Подобные соображения на самом деле еще настоятельнее требуют от моей книги предъявить нечто вроде свидетельства нанесенного ущерба и летописи страданий, рассказ о которых воспринимается как сильно запоздалый ответ Западу. Мне не по душе столь упрощенная характеристика работы, в которой — и здесь я не собираюсь проявлять ложную скромность — много нюансов и тонких различий в том, что касается людей, периодов и стилей ориентализма. Мой анализ меняет картину, усиливает различия, отделяет периоды и авторов друг от друга, даже если все это остается в рамках ориентализма.

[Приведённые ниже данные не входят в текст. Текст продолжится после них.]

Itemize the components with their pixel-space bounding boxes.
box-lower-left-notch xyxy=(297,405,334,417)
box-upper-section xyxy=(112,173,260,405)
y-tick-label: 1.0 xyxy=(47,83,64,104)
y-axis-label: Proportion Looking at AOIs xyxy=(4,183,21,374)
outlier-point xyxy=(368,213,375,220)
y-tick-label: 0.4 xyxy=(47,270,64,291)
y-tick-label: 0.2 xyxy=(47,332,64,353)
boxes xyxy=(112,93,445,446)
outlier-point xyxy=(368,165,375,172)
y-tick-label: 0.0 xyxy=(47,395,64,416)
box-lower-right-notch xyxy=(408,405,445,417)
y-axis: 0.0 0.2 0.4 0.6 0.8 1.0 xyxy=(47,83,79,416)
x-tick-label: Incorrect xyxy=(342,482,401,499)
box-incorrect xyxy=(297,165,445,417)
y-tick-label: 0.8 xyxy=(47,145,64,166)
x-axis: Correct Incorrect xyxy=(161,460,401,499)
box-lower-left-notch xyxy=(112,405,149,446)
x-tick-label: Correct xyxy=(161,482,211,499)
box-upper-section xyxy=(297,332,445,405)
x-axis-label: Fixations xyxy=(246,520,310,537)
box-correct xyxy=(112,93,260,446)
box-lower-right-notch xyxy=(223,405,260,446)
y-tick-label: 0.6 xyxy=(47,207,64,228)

Подходить к моему анализу Шатобриана или Флобера, Бертона или Лэйна с одними и теми же мерками, видеть в нем все тот же редуктивный смысл банальной формулы «критика западной цивилизации», как мне кажется, было бы одновременно и упрощением, и ошибкой. Однако я также считаю вполне оправданным усматривать в работах недавних авторитетных ориенталистов вроде почти комичного в своем постоянстве Бернарда Льюиса свидетельства их политической ангажированности и враждебной настроенности, которые они пытаются замаскировать учтивым тоном и неубедительной имитацией научного исследования.